Ce que décrit Olivier Fontaine, ce n'est pas seulement un conflit commercial, c'est un problème de management de la relation fournisseur. Faire porter la responsabilité à la partie la plus fragile du maillon, ça crée de la défiance et ça détruit le collectif sur le long terme. Dans n'importe quelle PME, si un manager utilisait ces méthodes en interne, on parlerait vite de risques psychosociaux. Là c'est à l'échelle d'une filière entière.

A
Anaëlle 07/08/2026 à 10:11

Est-ce qu'il existe un contrat ou un cadre légal qui protège les planteurs dans ce genre de situation, quand un industriel suspend les réceptions sans que la faute soit prouvée de leur côté ? Je pose la question sincèrement parce qu'en lisant l'article on comprend que ce scénario se répète, et je me demande quels recours existent concrètement.

Z
Zilo 07/08/2026 à 10:09

Sérieusement, un problème de cristallisation qui coule sur toute la chaîne jusqu'à fermer des centres de réception, c'est un bug critique niveau système.

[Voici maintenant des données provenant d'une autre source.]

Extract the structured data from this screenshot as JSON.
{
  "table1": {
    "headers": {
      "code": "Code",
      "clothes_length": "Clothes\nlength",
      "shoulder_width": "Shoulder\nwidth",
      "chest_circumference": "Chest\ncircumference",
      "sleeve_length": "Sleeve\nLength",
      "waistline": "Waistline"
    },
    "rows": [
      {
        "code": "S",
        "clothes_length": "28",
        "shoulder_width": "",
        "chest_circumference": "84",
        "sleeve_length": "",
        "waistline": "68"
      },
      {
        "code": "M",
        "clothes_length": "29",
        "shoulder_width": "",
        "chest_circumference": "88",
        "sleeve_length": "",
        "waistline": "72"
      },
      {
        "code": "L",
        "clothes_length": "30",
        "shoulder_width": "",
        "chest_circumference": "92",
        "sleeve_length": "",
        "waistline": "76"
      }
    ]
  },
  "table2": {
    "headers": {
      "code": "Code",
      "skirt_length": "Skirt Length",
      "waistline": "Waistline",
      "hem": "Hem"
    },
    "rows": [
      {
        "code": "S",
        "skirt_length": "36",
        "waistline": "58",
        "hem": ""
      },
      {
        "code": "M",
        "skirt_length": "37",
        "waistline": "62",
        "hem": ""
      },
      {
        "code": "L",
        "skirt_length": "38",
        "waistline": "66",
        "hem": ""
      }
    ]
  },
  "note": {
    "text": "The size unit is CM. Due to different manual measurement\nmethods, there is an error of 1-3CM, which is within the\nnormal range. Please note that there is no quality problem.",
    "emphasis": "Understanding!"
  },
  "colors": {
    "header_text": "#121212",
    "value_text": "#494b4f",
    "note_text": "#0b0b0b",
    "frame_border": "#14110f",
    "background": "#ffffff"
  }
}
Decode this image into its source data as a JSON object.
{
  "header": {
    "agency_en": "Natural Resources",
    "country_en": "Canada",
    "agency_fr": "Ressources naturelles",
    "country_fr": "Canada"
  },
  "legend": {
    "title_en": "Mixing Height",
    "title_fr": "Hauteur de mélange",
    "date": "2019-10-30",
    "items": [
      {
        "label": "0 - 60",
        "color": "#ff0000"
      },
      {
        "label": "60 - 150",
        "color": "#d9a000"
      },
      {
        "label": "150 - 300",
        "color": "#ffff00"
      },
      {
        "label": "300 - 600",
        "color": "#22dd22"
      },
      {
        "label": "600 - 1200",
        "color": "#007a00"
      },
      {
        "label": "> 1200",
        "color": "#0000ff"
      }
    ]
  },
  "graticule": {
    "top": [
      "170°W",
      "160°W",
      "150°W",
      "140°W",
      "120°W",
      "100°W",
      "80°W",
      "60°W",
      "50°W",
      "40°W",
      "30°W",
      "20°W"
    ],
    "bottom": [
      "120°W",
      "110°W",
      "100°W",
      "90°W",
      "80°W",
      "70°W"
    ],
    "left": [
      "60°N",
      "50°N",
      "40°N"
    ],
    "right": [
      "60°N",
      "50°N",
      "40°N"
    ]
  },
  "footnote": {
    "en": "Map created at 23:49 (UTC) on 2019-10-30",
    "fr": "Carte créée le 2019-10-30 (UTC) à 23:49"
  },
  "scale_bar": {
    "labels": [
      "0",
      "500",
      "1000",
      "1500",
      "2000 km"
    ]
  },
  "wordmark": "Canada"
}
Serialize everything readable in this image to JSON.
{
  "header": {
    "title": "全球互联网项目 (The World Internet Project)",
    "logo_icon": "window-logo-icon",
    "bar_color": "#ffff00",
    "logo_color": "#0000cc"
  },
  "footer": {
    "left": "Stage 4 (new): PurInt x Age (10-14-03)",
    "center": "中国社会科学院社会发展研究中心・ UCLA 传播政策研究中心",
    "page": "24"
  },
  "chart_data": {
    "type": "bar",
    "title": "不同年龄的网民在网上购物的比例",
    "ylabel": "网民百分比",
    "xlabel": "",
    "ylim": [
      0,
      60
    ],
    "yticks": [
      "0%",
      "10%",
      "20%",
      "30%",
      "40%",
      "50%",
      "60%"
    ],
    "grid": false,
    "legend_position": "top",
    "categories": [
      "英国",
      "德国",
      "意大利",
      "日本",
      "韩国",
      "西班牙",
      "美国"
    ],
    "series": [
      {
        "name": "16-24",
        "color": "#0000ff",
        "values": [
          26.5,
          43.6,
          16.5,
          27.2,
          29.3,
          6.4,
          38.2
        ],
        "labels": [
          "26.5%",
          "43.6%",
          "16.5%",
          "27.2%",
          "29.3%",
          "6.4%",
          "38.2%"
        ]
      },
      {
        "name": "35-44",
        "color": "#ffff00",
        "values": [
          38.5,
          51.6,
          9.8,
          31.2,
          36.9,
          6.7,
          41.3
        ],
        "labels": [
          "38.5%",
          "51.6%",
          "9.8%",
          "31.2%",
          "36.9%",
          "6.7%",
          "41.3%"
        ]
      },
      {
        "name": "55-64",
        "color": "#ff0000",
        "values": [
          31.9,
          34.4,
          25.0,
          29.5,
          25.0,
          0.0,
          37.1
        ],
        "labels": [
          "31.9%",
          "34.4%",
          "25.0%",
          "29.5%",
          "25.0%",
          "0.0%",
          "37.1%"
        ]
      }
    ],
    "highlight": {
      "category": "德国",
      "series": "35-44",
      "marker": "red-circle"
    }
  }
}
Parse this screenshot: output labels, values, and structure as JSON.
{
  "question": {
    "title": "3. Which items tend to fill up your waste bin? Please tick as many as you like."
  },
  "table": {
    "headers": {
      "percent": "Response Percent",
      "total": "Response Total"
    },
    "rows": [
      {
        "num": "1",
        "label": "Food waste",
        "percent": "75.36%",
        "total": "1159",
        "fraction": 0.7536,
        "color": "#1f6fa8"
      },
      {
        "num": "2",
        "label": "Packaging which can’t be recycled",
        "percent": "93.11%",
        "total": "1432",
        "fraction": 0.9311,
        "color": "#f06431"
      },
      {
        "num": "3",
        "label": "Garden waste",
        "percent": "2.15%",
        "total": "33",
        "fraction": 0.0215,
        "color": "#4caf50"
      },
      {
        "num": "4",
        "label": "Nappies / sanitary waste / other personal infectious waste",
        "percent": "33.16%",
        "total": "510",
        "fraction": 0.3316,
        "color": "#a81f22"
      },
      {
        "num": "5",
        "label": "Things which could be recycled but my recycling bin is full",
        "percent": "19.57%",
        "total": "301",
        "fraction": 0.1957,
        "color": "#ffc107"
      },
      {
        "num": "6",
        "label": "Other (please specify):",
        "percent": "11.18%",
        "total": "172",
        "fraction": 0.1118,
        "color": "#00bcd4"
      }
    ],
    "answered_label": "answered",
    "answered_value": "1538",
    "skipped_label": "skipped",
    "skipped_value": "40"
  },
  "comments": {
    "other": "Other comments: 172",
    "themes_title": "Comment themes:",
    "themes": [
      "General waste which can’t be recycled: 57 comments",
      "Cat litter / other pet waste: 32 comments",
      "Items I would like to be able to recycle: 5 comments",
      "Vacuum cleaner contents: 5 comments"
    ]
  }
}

Et comme d'hab, c'est l'utilisateur final, le planteur, qui reçoit le message d'erreur. Tereos doit revoir son architecture de gestion des incidents, lé pa fasil de bosser avec un industriel qui refuse de tracer les vraies causes.

M
Maéva 07/08/2026 à 10:03

Ce qui me frappe dans cette histoire, c'est la communication de Tereos. Diviser les producteurs entre eux pour noyer le débat, c'est une stratégie qu'on voit aussi dans le business en général, et ça ne trompe plus grand monde. Les planteurs auraient tout intérêt à se fédérer et à parler d'une seule voix, comme une vraie marque collective. La force d'une filière, ça se construit sur l'unité, pas sur les divisions que d'autres orchestrent.